Words that fell on deaf ears

For my parents

It’s twenty twenty-four; I’m forty-nine,
and sometimes I think about my death;
but what I really want is to tell my kids
that at some point life will contradict them,
yet they have to plan and then carry out that plan;
that this will happen again and again,
and that their kids, if they have them,
will not believe them either.

What name do you wear to dinner?

I never liked my name. It sounds wishy-washy, to be honest,
and definitely lacks the solid attitude of Piotr or Janusz.
Even my middle name has more to offer in this regard.
And why do we attach so much importance to the name
in the first place? What’s wrong with changing it like we do
with our hair or clothes?

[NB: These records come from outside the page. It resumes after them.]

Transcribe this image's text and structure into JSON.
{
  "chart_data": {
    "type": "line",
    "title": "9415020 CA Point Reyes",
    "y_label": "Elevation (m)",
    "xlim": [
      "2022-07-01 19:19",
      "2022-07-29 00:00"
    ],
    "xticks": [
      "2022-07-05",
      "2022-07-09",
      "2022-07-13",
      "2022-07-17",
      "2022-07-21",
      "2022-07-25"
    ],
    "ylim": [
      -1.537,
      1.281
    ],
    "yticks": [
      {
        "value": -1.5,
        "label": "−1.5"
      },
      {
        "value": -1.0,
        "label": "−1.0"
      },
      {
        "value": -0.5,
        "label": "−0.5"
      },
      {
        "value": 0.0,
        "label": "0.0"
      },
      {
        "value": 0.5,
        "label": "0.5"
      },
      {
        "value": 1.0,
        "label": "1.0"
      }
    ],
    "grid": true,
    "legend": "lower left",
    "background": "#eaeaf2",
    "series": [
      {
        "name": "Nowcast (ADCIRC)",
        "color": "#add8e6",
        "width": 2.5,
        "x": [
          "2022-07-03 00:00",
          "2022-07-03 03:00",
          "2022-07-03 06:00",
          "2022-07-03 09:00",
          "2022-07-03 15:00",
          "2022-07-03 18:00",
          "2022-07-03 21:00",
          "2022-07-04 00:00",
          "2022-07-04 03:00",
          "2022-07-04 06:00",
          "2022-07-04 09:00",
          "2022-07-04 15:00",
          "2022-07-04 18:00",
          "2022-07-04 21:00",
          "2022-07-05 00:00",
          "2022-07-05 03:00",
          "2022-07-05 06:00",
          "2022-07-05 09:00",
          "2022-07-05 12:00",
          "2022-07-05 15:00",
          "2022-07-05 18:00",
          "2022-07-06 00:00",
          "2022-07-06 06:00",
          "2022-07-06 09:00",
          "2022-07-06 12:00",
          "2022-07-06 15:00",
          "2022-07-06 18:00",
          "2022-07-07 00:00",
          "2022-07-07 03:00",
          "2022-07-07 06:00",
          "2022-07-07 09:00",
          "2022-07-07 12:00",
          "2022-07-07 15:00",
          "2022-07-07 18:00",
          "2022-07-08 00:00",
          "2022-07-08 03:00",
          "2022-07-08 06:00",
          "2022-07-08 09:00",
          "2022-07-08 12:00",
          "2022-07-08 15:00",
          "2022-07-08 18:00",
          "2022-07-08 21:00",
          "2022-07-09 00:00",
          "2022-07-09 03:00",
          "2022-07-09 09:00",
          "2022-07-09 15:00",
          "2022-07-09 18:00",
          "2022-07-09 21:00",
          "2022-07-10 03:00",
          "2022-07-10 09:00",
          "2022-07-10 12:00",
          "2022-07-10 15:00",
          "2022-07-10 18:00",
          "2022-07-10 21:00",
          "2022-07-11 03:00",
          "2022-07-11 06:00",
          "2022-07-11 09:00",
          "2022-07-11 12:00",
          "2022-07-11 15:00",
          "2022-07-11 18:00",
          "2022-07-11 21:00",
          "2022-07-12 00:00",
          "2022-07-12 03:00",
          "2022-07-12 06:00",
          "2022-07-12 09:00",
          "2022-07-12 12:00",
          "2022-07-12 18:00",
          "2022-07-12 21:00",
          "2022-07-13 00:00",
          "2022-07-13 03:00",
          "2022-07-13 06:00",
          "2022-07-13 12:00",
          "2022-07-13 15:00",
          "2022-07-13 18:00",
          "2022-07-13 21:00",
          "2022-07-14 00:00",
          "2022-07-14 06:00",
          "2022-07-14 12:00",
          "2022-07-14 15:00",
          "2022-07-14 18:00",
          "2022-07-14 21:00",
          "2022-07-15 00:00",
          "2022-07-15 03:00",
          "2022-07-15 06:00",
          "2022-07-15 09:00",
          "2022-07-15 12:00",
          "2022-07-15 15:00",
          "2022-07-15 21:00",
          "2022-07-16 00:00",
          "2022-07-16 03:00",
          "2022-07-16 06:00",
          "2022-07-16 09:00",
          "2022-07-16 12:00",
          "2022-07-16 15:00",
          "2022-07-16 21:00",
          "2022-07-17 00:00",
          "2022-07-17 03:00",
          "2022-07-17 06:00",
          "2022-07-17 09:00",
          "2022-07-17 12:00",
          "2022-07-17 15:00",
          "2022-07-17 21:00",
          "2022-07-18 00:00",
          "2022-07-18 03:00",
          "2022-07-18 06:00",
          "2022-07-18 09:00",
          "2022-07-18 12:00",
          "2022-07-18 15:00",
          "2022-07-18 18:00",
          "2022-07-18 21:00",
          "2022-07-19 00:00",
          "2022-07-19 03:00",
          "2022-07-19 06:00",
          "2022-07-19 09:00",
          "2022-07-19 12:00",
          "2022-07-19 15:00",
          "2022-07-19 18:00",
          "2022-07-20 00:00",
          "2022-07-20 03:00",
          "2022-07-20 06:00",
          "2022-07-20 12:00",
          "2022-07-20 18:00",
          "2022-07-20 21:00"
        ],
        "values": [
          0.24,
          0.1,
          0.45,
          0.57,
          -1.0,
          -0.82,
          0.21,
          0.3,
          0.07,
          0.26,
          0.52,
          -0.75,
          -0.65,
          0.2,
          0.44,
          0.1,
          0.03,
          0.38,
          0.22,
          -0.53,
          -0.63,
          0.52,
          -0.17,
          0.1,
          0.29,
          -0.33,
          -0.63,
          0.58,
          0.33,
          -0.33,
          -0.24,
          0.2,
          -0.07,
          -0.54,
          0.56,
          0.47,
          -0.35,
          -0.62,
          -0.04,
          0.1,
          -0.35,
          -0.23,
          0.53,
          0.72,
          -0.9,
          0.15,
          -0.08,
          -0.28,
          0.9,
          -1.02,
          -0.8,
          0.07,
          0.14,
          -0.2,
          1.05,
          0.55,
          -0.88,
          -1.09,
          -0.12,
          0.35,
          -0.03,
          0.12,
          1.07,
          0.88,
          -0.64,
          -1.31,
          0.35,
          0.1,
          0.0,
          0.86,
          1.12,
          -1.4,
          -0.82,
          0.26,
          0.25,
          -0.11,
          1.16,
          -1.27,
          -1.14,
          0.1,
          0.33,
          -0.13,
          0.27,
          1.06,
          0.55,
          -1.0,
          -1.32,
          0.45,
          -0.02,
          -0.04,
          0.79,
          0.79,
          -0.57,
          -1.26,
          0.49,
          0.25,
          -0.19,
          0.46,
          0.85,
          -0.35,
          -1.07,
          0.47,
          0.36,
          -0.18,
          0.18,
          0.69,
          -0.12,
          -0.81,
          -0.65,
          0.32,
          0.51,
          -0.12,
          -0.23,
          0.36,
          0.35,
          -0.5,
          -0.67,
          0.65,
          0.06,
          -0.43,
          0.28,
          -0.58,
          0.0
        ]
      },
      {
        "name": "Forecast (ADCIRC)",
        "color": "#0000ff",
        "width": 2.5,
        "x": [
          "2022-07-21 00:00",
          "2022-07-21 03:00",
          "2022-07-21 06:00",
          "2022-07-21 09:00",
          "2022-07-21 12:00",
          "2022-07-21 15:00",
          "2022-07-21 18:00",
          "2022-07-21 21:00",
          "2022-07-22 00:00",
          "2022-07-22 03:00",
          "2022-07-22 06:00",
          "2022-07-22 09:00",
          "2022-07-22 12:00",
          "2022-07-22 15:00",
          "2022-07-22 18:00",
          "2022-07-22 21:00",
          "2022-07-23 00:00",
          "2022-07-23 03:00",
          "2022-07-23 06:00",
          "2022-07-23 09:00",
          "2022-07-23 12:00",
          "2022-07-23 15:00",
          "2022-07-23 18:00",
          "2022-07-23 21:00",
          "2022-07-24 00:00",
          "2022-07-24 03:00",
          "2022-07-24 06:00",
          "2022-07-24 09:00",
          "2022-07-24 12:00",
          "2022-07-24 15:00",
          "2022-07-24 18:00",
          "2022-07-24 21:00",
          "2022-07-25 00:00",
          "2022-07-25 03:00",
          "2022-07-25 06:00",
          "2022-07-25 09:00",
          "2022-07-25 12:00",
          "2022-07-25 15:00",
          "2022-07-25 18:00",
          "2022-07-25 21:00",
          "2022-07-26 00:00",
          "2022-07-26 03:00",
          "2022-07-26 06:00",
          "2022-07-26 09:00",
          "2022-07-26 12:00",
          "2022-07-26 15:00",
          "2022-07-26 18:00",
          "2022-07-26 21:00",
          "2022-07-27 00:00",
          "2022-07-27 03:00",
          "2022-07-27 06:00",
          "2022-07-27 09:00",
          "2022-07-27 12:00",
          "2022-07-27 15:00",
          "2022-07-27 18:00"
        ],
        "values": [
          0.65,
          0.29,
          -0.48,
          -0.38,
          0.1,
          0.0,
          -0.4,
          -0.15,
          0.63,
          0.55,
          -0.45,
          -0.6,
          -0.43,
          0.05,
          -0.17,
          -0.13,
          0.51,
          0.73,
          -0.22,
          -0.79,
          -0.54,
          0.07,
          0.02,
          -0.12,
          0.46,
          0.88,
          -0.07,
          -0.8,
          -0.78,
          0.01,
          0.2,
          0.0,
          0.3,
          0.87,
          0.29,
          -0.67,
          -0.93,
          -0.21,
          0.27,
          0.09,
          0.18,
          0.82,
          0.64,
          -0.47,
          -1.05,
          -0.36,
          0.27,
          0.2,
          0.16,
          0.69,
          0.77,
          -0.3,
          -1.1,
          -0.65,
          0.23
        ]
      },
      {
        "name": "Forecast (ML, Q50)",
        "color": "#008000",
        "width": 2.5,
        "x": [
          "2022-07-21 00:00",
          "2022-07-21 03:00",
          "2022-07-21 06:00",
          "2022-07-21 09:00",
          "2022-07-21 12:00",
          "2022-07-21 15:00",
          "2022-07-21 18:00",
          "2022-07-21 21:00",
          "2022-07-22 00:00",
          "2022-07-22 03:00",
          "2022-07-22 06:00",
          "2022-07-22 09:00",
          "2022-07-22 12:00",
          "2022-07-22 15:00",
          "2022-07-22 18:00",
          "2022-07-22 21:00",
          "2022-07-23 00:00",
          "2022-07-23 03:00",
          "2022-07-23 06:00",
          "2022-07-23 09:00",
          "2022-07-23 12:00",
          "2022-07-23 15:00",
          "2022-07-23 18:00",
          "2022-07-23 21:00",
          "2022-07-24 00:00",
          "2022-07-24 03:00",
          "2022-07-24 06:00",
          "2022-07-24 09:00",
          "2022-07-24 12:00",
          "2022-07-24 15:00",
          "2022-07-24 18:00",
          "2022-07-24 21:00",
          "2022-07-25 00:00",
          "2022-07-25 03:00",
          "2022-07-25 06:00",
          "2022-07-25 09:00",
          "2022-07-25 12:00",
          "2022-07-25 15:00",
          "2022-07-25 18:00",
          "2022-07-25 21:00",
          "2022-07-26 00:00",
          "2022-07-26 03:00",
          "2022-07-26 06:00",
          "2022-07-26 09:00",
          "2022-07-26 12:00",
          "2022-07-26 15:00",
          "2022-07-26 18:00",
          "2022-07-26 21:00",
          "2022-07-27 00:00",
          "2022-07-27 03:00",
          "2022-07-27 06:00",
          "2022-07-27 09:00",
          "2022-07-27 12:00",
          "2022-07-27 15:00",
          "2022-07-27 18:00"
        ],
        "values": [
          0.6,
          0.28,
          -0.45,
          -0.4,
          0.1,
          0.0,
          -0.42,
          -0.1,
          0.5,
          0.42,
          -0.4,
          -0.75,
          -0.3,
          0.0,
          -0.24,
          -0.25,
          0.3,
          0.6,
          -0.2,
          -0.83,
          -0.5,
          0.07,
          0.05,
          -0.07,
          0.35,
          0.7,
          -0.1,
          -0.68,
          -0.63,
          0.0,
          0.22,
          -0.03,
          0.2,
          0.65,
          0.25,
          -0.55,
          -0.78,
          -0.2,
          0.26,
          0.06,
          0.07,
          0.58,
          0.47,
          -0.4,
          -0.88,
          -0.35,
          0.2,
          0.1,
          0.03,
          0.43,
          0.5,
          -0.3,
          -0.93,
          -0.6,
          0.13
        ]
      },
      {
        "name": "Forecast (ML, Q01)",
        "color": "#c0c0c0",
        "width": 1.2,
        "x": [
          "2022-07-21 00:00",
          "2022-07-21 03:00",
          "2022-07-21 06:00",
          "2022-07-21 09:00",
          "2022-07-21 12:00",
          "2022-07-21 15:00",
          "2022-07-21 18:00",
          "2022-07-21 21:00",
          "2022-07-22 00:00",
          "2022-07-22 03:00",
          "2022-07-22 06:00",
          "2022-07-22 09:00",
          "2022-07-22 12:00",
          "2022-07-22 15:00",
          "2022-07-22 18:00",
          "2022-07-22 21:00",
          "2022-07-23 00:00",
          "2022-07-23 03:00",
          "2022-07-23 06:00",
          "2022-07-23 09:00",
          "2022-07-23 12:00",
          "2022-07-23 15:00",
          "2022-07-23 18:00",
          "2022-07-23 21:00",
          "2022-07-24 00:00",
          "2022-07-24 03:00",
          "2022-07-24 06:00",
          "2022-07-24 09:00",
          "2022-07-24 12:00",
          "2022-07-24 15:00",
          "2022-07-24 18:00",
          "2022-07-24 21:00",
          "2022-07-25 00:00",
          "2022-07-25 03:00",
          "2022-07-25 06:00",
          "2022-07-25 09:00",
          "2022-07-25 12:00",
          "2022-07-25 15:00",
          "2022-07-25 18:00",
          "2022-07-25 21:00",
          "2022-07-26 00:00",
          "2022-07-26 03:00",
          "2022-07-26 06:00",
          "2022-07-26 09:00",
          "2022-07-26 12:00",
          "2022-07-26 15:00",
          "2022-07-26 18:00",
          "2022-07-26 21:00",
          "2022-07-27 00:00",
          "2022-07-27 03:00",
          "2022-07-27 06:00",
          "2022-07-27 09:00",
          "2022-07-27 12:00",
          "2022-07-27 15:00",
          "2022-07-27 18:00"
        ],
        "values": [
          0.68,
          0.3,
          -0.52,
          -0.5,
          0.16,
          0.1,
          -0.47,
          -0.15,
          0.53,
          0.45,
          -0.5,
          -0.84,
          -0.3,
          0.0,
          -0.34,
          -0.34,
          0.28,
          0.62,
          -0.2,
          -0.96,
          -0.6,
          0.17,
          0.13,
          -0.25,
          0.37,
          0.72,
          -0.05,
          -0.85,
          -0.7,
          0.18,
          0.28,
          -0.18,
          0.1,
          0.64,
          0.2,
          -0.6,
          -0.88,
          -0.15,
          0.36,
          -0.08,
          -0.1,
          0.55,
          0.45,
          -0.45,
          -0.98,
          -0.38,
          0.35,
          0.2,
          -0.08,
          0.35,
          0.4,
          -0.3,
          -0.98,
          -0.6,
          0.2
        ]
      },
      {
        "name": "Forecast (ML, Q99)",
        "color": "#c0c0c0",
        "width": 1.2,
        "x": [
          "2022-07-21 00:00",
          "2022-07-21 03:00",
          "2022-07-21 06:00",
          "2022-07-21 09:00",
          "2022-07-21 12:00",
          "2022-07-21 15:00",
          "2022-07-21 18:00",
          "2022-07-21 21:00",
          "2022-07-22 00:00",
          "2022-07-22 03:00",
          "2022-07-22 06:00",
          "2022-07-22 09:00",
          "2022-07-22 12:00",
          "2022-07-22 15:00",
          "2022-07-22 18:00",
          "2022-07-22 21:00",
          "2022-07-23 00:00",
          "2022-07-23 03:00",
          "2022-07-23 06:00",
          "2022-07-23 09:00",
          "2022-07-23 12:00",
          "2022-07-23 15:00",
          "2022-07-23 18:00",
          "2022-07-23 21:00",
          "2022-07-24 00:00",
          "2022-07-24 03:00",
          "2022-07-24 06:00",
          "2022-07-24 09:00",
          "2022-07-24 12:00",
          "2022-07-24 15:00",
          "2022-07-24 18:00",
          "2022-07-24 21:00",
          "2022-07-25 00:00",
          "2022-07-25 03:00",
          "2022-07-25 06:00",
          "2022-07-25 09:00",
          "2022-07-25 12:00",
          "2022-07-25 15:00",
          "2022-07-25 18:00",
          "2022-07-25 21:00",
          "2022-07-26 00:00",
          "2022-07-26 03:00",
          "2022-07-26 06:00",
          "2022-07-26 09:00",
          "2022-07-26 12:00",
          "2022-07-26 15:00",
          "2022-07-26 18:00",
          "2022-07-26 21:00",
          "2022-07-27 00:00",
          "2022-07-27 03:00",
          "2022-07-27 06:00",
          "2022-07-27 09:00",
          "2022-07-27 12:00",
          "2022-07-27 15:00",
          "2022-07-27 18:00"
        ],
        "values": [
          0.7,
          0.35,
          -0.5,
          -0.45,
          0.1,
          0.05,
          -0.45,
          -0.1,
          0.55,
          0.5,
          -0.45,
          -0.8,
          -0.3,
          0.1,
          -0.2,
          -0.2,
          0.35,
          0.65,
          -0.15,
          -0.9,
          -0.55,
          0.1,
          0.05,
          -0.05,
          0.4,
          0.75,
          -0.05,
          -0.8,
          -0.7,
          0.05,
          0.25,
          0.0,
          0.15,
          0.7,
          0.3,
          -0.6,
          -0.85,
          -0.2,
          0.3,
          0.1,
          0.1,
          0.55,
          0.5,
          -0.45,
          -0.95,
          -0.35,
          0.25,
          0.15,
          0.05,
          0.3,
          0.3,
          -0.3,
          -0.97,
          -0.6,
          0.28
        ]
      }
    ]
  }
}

Our bodies, not to mention minds,
also change over time, so why stick with the same name for life?
Maybe tomorrow I will wake up feeling like Aditya or Haruto,
or better yet, Gwendolyn, to express my feminine side.
And why limit ourselves to calendar pages? Don’t we change
out of our morning sweatpants into work clothes, and after
returning home, into something more appropriate for dinner,
finally slipping into our pyjamas at the end of the day?
And if a name is indeed at the core of our personality,
then building it on a foundation that is merely the accidental
whim of our parents on our birthday seems somewhat unwise.
Anyway, right now, I feel like nobody—Mr. Nobody.

The language of demise

My first child was never born—the foetus failed to develop a heart and died.
The doctor assured us that we had nothing to worry about because, in the first
pregnancy, such things happen often—kind of a false start—and the next one
will be perfectly fine for sure. What really struck me then was the discrepancy
in the language. I guess the child occupied the parental realm of the possible,
while the foetus was the clay-cold reality of medicine.